9Nach § 34 Abs. 1a VwGG ist der Verwaltungsgerichtshof bei der Beurteilung der Zulässigkeit der Revision gemäß Art. 133 Abs. 4 BVG an den Ausspruch des Verwaltungsgerichtes gemäß § 25a Abs. 1 VwGG nicht gebunden. Die Zulässigkeit einer außerordentlichen Revision gemäß Art. 133 Abs. 4 BVG hat der Verwaltungsgerichtshof im Rahmen der dafür in der Revision vorgebrachten Gründe (§ 28 Abs. 3 VwGG) zu überprüfen.
10 Die Revision wendet sich in ihrer Zulässigkeitsbegründung nur gegen die Erlassung der Rückkehrentscheidung und das verhängte Einreiseverbot. Sie argumentiert, dass diese Entscheidungen in Abweichung von der bisherigen Judikatur des Verwaltungsgerichtshofes ergangen und daher rechtswidrig seien, weil den Wertungen des früheren § 9 Abs. 4 BFA VG, die weiterhin anzuwenden seien, nicht die gebotene Bedeutung zugemessen worden sei.
11 Dem ist zunächst einzuräumen, dass ungeachtet des Außerkrafttretens des (mit dem Fremdenrechtsänderungsgesetz 2018, BGBl. I Nr. 56, mit Ablauf des 31. August 2018 aufgehobenen) § 9 Abs. 4 BFA VG die Wertungen dieser ehemaligen Aufenthaltsverfestigungstatbestände nach der ständigen hg. Rechtsprechung im Rahmen der Interessenabwägung nach § 9 BFAVG weiterhin beachtlich sind (vgl. dazu etwa VwGH 29.8.2024, Ra 2021/21/0362, mwN). Dabei bedarf es aber keiner ins Detail gehenden Beurteilung des Vorliegens der Voraussetzungen für die Anwendung des ehemaligen § 9 Abs. 4 BFAVG (vgl. etwa VwGH 14.12.2023, Ra 2023/20/0308, Rn. 21).

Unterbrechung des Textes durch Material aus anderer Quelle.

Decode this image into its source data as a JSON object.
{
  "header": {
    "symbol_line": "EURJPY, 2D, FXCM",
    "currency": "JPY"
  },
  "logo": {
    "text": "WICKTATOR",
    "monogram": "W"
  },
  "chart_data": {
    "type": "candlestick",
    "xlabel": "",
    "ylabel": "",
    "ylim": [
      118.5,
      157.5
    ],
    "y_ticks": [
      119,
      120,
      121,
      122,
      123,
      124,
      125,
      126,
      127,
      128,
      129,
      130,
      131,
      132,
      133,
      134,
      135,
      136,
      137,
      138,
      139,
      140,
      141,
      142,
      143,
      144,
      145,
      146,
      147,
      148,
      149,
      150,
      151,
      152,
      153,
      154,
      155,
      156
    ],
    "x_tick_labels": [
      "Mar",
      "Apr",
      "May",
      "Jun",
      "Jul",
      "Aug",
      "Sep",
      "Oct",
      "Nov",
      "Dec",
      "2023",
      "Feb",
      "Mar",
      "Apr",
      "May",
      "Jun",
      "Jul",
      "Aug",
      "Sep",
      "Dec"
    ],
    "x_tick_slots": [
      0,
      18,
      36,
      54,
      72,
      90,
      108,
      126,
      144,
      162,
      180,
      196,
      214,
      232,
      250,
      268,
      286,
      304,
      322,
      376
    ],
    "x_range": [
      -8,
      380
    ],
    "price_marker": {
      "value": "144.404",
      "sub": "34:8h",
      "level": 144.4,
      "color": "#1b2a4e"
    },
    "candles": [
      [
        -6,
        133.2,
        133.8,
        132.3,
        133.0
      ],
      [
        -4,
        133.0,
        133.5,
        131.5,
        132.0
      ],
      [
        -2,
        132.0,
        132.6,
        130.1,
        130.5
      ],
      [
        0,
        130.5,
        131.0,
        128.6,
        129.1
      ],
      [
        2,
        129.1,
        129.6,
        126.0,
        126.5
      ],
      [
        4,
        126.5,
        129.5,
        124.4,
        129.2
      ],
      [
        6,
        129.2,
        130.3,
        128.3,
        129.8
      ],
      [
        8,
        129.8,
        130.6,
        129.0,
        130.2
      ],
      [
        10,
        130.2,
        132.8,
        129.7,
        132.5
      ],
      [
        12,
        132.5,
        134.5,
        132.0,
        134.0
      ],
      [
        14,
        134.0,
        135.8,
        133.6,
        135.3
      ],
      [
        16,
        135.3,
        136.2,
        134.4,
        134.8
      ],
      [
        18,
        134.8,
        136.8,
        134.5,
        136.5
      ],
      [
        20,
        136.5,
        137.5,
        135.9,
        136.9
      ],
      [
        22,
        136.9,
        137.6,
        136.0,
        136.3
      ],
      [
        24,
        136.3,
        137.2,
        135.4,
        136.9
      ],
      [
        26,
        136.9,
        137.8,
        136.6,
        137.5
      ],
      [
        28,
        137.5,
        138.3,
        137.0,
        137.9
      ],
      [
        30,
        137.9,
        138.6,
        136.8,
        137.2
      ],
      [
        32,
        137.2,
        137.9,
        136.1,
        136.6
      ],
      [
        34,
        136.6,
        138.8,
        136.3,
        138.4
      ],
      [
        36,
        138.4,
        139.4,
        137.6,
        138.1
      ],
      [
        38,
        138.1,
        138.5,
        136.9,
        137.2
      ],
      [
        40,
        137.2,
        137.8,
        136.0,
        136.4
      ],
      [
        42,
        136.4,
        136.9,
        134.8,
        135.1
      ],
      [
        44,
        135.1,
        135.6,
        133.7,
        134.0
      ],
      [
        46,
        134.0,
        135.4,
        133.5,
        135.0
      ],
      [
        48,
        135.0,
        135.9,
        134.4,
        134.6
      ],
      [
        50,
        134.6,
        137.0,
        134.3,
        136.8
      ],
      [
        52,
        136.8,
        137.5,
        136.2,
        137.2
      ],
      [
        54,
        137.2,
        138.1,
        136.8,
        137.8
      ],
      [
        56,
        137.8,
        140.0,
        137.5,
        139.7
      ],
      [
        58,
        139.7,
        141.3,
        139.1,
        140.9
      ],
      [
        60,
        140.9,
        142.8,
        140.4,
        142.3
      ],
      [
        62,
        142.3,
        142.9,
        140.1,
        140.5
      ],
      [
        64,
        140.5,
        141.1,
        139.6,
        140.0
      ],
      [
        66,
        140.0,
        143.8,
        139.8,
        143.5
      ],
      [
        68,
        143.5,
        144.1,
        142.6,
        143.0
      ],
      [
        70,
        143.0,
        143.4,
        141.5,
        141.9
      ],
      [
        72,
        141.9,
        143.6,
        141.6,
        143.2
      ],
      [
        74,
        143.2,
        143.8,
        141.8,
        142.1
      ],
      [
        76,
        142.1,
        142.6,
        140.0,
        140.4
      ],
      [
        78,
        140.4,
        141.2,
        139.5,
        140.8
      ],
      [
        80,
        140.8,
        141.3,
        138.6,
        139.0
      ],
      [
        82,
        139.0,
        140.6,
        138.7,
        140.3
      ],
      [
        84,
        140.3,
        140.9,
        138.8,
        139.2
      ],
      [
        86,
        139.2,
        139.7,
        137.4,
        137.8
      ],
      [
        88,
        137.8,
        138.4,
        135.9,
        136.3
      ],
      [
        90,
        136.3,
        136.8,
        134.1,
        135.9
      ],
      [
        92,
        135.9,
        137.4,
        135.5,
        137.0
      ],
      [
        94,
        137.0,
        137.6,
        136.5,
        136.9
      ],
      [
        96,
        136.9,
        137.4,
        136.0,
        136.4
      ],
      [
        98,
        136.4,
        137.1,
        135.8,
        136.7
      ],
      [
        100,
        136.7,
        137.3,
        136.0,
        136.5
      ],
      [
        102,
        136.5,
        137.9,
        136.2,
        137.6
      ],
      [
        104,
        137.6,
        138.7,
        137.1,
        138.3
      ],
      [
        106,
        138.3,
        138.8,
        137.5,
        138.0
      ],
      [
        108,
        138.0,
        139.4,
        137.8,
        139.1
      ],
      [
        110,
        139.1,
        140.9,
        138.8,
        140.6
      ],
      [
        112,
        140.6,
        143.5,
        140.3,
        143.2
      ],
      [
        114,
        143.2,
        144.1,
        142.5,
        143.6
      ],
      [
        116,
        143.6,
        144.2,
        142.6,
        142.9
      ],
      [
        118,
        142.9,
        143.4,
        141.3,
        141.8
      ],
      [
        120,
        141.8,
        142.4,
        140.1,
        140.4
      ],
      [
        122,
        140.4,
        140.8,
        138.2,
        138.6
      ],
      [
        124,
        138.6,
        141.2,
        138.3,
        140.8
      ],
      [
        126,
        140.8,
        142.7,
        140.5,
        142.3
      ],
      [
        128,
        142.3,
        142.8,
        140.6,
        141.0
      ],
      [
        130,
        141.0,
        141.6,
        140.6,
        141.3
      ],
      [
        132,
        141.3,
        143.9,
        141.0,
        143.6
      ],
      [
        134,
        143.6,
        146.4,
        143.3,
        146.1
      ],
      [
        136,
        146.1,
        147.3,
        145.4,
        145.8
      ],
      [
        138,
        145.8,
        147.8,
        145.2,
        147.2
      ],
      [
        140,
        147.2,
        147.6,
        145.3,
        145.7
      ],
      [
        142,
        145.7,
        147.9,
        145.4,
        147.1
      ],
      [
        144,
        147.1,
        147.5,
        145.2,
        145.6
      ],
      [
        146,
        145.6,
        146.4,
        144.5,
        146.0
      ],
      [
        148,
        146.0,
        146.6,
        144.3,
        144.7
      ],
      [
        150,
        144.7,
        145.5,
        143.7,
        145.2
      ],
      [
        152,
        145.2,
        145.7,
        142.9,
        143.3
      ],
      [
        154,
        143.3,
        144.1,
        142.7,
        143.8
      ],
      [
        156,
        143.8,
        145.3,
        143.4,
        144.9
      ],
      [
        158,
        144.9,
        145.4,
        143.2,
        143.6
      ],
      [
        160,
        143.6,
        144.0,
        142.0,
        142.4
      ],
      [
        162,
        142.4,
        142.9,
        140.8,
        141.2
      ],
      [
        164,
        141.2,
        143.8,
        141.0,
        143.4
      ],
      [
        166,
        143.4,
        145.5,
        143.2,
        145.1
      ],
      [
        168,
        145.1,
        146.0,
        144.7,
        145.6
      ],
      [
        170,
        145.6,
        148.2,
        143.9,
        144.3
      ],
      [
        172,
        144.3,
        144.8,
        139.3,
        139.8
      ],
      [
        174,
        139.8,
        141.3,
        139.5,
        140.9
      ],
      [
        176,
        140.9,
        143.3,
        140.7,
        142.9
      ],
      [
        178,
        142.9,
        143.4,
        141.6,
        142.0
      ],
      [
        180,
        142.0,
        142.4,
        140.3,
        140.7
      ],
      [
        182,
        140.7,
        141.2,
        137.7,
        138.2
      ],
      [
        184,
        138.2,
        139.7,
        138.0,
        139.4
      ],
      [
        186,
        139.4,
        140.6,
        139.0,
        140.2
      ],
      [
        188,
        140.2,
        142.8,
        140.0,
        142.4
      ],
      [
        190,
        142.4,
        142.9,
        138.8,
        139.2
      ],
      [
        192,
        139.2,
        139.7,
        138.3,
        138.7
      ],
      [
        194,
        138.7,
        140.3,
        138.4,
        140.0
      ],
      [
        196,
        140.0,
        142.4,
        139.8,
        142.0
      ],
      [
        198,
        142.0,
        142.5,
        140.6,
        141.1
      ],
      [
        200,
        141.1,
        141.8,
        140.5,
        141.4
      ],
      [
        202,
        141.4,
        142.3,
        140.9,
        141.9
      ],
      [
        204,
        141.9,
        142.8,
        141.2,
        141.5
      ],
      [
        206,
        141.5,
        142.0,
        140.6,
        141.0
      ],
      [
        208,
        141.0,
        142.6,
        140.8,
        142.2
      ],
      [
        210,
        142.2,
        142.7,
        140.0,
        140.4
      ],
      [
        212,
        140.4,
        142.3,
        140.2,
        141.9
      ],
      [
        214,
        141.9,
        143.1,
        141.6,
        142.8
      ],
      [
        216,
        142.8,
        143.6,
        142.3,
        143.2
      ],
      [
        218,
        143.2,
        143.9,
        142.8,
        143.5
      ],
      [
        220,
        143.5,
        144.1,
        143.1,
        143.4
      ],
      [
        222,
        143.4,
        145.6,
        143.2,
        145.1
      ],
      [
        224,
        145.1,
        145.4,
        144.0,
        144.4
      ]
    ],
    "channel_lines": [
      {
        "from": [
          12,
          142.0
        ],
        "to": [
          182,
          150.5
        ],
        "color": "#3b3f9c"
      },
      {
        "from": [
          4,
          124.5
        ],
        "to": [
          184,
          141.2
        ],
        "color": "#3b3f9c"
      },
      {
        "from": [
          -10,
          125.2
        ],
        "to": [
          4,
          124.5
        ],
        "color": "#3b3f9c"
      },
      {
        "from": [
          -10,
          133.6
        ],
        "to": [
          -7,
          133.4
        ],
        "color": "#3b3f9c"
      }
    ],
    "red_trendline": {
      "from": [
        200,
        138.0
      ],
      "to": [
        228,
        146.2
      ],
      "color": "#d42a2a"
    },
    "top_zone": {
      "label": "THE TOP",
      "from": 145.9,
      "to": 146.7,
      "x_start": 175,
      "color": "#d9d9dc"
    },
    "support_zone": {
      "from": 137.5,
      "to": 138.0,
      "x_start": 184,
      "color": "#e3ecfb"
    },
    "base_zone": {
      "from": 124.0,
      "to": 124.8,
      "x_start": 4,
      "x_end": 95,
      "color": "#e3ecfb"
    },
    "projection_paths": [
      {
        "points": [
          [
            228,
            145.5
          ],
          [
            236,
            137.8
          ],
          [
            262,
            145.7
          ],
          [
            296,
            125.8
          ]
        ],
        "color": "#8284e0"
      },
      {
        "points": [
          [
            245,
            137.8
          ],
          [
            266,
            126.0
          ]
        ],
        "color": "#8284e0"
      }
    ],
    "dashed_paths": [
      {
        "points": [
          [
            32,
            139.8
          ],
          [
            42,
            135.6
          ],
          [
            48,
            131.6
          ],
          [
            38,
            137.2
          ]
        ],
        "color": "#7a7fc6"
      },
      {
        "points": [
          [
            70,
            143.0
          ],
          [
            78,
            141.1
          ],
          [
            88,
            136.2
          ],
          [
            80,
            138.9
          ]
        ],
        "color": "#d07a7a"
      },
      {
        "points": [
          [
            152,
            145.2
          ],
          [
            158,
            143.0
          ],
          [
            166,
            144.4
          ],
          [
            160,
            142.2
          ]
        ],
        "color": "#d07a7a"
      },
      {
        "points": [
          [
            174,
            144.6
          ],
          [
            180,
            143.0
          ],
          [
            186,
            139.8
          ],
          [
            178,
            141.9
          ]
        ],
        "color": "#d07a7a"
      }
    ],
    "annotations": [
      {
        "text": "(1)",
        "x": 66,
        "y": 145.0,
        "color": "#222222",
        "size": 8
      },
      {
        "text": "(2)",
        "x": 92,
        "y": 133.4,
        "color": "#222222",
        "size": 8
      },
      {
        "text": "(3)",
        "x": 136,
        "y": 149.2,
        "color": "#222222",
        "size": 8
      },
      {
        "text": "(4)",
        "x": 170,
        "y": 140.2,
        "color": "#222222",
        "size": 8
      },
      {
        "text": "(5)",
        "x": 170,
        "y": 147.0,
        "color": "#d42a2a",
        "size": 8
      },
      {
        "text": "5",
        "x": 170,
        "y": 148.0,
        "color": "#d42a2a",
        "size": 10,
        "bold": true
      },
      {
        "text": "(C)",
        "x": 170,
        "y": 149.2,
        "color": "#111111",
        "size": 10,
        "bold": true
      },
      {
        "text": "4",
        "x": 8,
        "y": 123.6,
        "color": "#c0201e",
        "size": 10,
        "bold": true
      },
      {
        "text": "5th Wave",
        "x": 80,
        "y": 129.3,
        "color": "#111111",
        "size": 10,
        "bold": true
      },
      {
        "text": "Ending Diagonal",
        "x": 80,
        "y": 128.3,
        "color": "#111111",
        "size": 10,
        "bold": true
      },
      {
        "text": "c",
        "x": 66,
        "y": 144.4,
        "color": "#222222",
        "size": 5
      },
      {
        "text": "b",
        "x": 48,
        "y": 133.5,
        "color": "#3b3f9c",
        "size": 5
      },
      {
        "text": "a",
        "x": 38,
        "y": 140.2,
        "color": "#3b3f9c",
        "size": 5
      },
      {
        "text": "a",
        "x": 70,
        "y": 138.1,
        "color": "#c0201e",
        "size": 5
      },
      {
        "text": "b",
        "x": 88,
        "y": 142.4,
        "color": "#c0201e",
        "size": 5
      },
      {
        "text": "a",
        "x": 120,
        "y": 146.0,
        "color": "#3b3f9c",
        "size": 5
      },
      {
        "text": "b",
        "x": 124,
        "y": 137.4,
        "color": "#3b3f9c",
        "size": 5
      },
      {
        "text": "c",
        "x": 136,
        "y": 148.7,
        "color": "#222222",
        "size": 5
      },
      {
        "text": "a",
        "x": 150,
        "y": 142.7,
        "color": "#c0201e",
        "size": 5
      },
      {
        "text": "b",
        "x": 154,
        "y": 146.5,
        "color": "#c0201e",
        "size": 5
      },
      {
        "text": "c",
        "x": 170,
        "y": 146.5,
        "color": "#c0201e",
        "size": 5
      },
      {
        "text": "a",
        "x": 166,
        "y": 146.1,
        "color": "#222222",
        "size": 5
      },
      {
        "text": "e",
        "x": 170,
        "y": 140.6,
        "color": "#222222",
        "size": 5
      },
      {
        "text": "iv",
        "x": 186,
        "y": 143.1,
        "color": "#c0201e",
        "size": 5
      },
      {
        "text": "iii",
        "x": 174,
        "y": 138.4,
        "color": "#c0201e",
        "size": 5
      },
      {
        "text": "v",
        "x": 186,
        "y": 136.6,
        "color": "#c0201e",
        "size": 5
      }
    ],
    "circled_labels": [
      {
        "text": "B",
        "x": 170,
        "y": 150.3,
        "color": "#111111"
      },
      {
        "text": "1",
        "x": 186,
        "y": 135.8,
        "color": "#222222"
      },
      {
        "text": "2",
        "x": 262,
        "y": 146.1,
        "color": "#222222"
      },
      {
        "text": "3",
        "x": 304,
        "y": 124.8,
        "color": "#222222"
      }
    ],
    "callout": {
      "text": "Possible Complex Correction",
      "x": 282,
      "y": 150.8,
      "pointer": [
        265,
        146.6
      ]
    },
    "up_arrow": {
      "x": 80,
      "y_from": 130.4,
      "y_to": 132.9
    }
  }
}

12Wenn die Revision die Auffassung vertritt, diese Wertungen seien einer Rückkehrentscheidung und der Erlassung eines Einreiseverbots entgegengestanden, kann dem nicht gefolgt werden. Der Revisionswerber wurde wegen besonders schwerer Straftaten zu einer langjährigen Haftstrafe verurteilt und weist entgegen den Behauptungen der Revision noch kein relevantes Wohlverhalten in Freiheit auf. Ihm kommt daher fallbezogen der in der jüngeren Rechtsprechung des Verwaltungsgerichtshofes dargelegte erhöhte Schutz vor Aufenthaltsbeendigung nicht zu (vgl. dazu etwa VwGH 28.3.2022, Ra 2021/18/0128).
13 Dass der erst im Alter von neun Jahren eingereiste Revisionswerber, wie die Revision behauptet, „von klein auf“ in Österreich aufgewachsen wäre, trifft im Übrigen nicht zu (vgl. zur Auslegung dieser in § 9 Abs. 4 Z 2 BFAVG idF vor der Novellierung durch das FrÄG 2018 enthaltenen Wendung etwa VwGH 9.3.2023, Ra 2022/19/0238, mwN).
14 In der Revision werden somit keine Rechtsfragen aufgeworfen, denen im Sinne des Art. 133 Abs. 4 BVG grundsätzliche Bedeutung zukäme. Die Revision war daher gemäß § 34 Abs. 1 VwGG ohne weiteres Verfahren zurückzuweisen.